10. En dernier lieu, aux termes de l’article 3 de la convention de sauvegarde des droits de l’homme et des libertés fondamentales : « Nul ne peut être soumis à la torture ni à des peines ou traitements inhumains ou dégradants. »
11. Mme C ne fait état d’aucun élément précis dont il résulterait que la décision litigieuse l’exposerait à des traitements inhumains ou dégradants.

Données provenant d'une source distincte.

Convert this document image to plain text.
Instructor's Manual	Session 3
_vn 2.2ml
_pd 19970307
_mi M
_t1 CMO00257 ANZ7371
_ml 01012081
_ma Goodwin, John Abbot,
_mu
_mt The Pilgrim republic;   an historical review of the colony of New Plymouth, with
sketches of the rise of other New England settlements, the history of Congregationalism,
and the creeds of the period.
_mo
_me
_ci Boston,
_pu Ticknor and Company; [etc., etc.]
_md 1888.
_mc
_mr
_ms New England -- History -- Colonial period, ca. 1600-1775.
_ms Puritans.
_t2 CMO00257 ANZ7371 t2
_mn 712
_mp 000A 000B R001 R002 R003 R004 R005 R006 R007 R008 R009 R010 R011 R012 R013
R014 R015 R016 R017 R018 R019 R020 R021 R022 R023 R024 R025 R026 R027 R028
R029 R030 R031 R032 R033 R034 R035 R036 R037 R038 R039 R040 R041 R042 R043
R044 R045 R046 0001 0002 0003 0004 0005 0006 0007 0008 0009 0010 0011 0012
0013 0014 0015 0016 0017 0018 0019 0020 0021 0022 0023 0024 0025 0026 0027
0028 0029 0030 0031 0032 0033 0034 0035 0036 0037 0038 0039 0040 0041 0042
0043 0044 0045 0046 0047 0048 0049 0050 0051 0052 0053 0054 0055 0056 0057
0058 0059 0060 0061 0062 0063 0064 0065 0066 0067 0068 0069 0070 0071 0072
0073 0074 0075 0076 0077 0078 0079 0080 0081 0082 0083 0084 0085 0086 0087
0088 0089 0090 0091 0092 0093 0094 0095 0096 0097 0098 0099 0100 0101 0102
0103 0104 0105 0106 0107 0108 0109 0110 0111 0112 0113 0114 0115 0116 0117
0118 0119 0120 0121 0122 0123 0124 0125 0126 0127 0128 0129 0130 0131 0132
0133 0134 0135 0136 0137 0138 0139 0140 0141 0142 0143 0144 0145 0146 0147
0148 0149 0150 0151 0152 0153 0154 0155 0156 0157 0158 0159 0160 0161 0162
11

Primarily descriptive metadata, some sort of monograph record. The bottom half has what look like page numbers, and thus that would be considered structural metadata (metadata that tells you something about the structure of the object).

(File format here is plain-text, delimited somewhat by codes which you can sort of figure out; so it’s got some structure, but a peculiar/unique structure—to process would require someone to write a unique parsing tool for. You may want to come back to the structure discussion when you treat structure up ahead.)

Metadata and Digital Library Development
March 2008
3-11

Le moyen tiré de la méconnaissance des stipulations de l’article 3 de la convention de sauvegarde des droits de l’homme et des libertés fondamentales ne peut dès lors qu’être écarté.
12. Il résulte de tout ce qui précède que les conclusions de Mme C à fin d’annulation ne peuvent qu’être rejetées de même que, par voie de conséquence, ses conclusions à fin d’injonction et tendant à ce qu’une somme soit mise à la charge de l’Etat.
D E C I D E :
Article 1er : Mme C est admise au bénéfice de l’aide juridictionnelle à titre provisoire.
Article 2 : La requête de Mme C est rejetée.
Article 3 : Le présent jugement sera notifié à Mme A C, au directeur général de l’Office de l’immigration et de l’intégration et à Me Okila.
Rendu public par mise à disposition au greffe le 21 juillet 2025.
Le magistrat désigné,
Signé
G. Raimbault
La greffière,
Signé
A. Lancien
La République mande et ordonne au ministre de l’intérieur en ce qui le concerne, ou à tous commissaires de justice à ce requis en ce qui concerne les voies de droit commun contre les parties privées, de pourvoir à l’exécution de la présente décision.